How Oregon Included Chronic Absenteeism in its ESSA State Plan
November 22, 2016
Every state has to include chronic absenteeism in its state plan for the Every Student Succeeds Act. As part of our work to support states in this effort, we’re sharing case studies of states that have done it. Oregon is one of those states.
In 2012, Children’s Institute, the Chalkboard Project, and Attendance Works commissioned the economic consulting firm ECONorthwest to study Oregon’s school attendance rates. The results of this study, along with a multipart analysis by the state’s largest newspaper, The Oregonian, led the Oregon State Department of Education to officially gather attendance data beginning in 2014 and to include chronic absence data in the state’s achievement compacts, which was a part of Oregon’s accountability system under a waiver from No Child Left Behind.
The official numbers confirmed that Oregon has a chronic absenteeism problem. During the 2014-2015 school year, more than 17 percent of Oregon K-12 students, or one in six, were chronically absent. Oregon defines “chronically absent” as missing 10 percent or more of school days for any reason. The state’s data also confirmed the predictable effect of chronic absenteeism: Students who are chronically absent are less likely to perform well in school and are less likely to graduate.
Shining a light on this problem has led to efforts to fix it. The Chief Education Office (CEdO) commissioned a report on chronic absenteeism in Oregon schools to better understand this problem in general, to specifically hear from students and families most likely to be chronically absent, and to present recommendations for the State and local communities. The report was published in May 2016. Additionally, the state legislature passed a bill directing the Oregon Department of Education (ODE) to develop and implement a statewide plan to address chronic absences of public school students, and to report a summary of the plan to the Legislature no later than Dec. 1, 2016. The measure specifies the contents of the plan, and requires ODE to collaborate with the Department of Human Services, the Oregon Health Authority, the Early Learning Division, and community and education stakeholders in development and implementation of the plan.
The CEdO report found that barriers to attending school include health care use or access, chronic illness, poor transportation, family responsibilities, and neighborhood safety concerns.
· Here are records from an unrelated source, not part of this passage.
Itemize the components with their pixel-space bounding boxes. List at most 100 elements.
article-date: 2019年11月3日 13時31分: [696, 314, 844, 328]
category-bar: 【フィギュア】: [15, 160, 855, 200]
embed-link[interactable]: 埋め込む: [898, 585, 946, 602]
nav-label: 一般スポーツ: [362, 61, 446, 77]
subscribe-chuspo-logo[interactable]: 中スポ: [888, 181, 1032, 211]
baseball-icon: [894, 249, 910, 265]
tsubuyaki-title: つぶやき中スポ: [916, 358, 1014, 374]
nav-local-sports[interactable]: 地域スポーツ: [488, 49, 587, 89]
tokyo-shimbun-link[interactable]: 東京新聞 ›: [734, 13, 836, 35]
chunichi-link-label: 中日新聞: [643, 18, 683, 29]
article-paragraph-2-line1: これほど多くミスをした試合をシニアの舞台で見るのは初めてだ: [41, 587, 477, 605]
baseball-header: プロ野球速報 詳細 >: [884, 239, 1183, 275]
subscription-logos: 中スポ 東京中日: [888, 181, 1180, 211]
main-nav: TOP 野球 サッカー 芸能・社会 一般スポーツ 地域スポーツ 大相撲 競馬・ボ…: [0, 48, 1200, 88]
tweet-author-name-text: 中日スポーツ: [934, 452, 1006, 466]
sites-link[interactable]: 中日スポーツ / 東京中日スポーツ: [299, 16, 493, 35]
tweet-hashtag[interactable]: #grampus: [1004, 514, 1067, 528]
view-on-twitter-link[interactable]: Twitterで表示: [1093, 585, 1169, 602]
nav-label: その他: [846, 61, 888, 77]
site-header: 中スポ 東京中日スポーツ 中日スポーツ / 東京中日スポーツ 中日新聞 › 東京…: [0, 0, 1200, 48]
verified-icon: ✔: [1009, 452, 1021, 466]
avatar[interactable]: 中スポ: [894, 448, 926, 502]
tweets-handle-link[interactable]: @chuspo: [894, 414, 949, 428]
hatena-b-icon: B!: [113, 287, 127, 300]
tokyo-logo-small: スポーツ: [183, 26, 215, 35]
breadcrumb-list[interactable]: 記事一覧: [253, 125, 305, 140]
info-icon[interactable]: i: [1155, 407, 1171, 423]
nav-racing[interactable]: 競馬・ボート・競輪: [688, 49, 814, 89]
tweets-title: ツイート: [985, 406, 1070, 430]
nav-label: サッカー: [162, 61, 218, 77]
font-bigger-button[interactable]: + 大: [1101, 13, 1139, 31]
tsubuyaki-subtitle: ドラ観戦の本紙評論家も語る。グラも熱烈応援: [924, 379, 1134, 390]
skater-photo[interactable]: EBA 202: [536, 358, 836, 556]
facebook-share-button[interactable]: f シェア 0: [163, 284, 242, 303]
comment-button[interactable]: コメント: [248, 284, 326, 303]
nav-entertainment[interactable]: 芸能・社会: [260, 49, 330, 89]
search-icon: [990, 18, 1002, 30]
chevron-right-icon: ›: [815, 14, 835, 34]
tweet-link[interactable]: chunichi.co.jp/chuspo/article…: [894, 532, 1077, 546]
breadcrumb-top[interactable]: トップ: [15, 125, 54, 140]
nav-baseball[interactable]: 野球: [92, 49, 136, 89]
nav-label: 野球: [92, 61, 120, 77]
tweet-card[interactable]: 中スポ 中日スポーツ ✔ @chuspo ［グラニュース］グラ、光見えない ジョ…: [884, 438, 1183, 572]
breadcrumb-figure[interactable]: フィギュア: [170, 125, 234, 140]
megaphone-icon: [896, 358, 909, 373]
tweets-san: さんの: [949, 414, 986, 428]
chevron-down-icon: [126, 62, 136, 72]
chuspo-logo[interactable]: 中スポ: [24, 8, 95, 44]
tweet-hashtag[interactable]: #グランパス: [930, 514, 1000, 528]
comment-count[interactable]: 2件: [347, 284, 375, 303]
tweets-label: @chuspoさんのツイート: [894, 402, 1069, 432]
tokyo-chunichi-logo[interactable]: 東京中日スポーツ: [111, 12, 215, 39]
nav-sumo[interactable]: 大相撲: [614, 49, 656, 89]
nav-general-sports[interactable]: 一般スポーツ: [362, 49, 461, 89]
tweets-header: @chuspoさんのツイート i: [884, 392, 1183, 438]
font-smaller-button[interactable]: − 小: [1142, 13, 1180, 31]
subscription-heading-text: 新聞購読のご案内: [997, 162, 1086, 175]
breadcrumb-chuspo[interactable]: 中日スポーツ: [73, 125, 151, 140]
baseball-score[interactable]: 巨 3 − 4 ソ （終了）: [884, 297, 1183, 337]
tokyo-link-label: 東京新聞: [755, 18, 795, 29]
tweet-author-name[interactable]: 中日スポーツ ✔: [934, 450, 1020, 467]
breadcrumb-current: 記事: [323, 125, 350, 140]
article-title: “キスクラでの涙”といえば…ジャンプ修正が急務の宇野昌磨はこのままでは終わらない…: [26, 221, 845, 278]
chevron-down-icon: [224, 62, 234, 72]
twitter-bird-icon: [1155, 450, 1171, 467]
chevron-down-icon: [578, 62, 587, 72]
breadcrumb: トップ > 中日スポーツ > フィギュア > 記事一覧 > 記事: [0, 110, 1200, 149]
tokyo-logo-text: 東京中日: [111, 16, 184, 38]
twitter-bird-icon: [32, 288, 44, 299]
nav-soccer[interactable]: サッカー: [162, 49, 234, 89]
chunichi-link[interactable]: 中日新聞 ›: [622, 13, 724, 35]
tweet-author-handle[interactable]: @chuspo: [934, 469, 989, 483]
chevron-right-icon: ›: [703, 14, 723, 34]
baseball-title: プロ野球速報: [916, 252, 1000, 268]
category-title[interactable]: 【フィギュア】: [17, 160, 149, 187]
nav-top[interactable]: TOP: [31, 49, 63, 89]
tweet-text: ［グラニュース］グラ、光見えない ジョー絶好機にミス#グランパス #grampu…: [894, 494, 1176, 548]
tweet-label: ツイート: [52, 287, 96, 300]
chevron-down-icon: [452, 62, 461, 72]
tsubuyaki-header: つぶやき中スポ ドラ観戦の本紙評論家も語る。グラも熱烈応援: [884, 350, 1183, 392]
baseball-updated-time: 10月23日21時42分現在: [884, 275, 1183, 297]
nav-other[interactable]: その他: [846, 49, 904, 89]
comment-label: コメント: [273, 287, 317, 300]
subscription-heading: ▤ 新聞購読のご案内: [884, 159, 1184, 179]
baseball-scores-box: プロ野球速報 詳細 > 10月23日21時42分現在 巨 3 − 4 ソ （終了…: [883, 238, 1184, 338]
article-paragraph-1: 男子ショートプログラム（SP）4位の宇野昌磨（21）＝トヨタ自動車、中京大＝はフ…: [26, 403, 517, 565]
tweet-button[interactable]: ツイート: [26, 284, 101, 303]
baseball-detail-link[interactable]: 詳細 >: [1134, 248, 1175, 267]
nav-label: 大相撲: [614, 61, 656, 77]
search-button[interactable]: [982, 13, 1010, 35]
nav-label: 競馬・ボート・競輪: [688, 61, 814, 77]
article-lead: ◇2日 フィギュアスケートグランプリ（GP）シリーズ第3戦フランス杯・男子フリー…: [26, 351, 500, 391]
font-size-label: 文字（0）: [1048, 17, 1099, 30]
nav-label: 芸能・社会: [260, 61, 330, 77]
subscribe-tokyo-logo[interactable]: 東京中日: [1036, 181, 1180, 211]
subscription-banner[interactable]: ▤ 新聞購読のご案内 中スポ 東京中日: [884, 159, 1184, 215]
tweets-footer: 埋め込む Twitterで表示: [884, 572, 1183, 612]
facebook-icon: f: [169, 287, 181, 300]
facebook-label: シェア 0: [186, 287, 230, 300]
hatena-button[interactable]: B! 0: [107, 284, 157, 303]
Aversions to attending school include academic struggles, lack of engaging structure, poor school climate and ineffective school discipline, lack of transportation, parents’ own negative school experiences, and uncertainty of new environments (as evidenced by chronic absence spikes in kindergarten, sixth grade, and ninth grade, typically years when students transition to new schools). Finally, “can’t go” to school beliefs are beliefs about attendance being unimportant if, for example, they are excused, or if the child is young, or if absences are not consecutive. In many cases, absenteeism is driven by multiple reasons across all three categories of reasons.
We recently released “State ESSA Plans that Support Student Health and Wellness: A Framework for Action.” This document was developed in conjunction with Alliance for a Healthier Generation. The purpose of this document is to assist health and wellness stakeholders in getting involved in state-level conversations around ESSA.